During 1971 the PCR placed increased emphasis on both the political and general education of all party workers, and the Central Committee decreed that only those who can keep up to date in their fields of activity would be promoted. As a followup to the decree, the Central Committee initiated a series of twenty- to thirty-day training programs and required some 15,000 persons from party, state, and mass organizations to attend the sessions. The order included a warning that those who did not successfully complete the courses would lose their jobs.
Observers of Romanian politics stated that the decision to require this additional training of state and party workers stemmed from the fact that the majority of personnel on both the central and local levels had been named to their positions on the basis of faithful party activity rather than their professional qualifications. The stipulation that those who do not successfully complete the courses would lose their jobs enables the party to replace those who are not qualified to fill their positions.
The study programs, designed to include practical work, discussion of specific problems, and field trips, cover a number of subjects including "the basic Marxist-Leninist sciences of management and organization," automatic data processing, the utilization of electronic calculators, methods of socioeconomic analysis, and the projection of plans, as well as a number of special subjects related to the various fields of activity of the participants.
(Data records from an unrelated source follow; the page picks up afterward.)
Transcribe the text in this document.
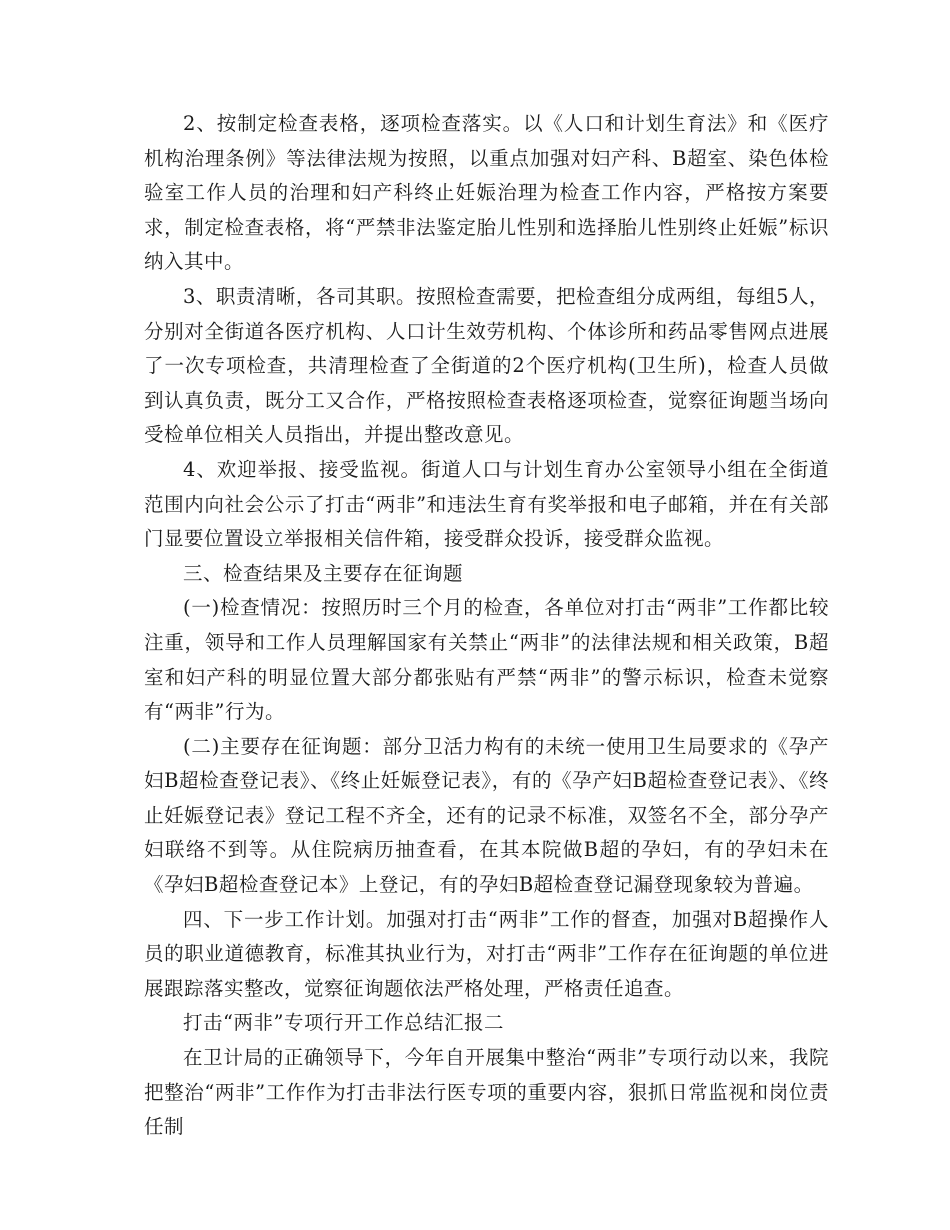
2、按制定检查表格，逐项检查落实。以《人口和计划生育法》和《医疗机构治理条例》等法律法规为按照，以重点加强对妇产科、B超室、染色体检验室工作人员的治理和妇产科终止妊娠治理为检查工作内容，严格按方案要求，制定检查表格，将“严禁非法鉴定胎儿性别和选择胎儿性别终止妊娠”标识纳入其中。

3、职责清晰，各司其职。按照检查需要，把检查组分成两组，每组5人，分别对全街道各医疗机构、人口计生效劳机构、个体诊所和药品零售网点进展了一次专项检查，共清理检查了全街道的2个医疗机构(卫生所)，检查人员做到认真负责，既分工又合作，严格按照检查表格逐项检查，觉察征询题当场向受检单位相关人员指出，并提出整改意见。

4、欢迎举报、接受监视。街道人口与计划生育办公室领导小组在全街道范围内向社会公示了打击“两非”和违法生育有奖举报和电子邮箱，并在有关部门显要位置设立举报相关信件箱，接受群众投诉，接受群众监视。

三、检查结果及主要存在征询题

(一)检查情况：按照历时三个月的检查，各单位对打击“两非”工作都比较注重，领导和工作人员理解国家有关禁止“两非”的法律法规和相关政策，B超室和妇产科的明显位置大部分都张贴有严禁“两非”的警示标识，检查未觉察有“两非”行为。

(二)主要存在征询题：部分卫活力构有的未统一使用卫生局要求的《孕产妇B超检查登记表》、《终止妊娠登记表》，有的《孕产妇B超检查登记表》、《终止妊娠登记表》登记工程不齐全，还有的记录不标准，双签名不全，部分孕产妇联络不到等。从住院病历抽查看，在其本院做B超的孕妇，有的孕妇未在《孕妇B超检查登记本》上登记，有的孕妇B超检查登记漏登现象较为普遍。

四、下一步工作计划。加强对打击“两非”工作的督查，加强对B超操作人员的职业道德教育，标准其执业行为，对打击“两非”工作存在征询题的单位进展跟踪落实整改，觉察征询题依法严格处理，严格责任追查。

打击“两非”专项行开工作总结汇报二

在卫计局的正确领导下，今年自开展集中整治“两非”专项行动以来，我院把整治“两非”工作作为打击非法行医专项的重要内容，狠抓日常监视和岗位责任制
To facilitate the training of larger numbers, branches of the Stefan Gheorghiu Party Academy's Center for the Education and Training of Party and Mass Organization Cadres were set up in Bucharest and in seven counties.
Mass Organizations
The PCR has fostered the development of a large number of mass organizations that function as its auxiliaries. Comprised of members of an interest group or a profession whose welfare they purport to serve, the mass organizations provide channels for the transmission of policy and doctrine from the party to the general population. PCR leaders have described the duties of mass organizations as the mobilization of the working people for the fulfillment of party policies and the provision for their participation in the economic, political, and cultural life of the country. Leaders of the mass organizations are always reliable PCR members.
Citizens are constitutionally guaranteed the right to join together in organizations. At the same time, the Constitution defines the leading role of the party in relation to the mass organizations, asserting that through such organizations the PCR "achieves an organized link with the working class, the peasantry, the intelligentsia, and the other categories of working people" and mobilizes them in "the struggle for the completion of the building of socialism."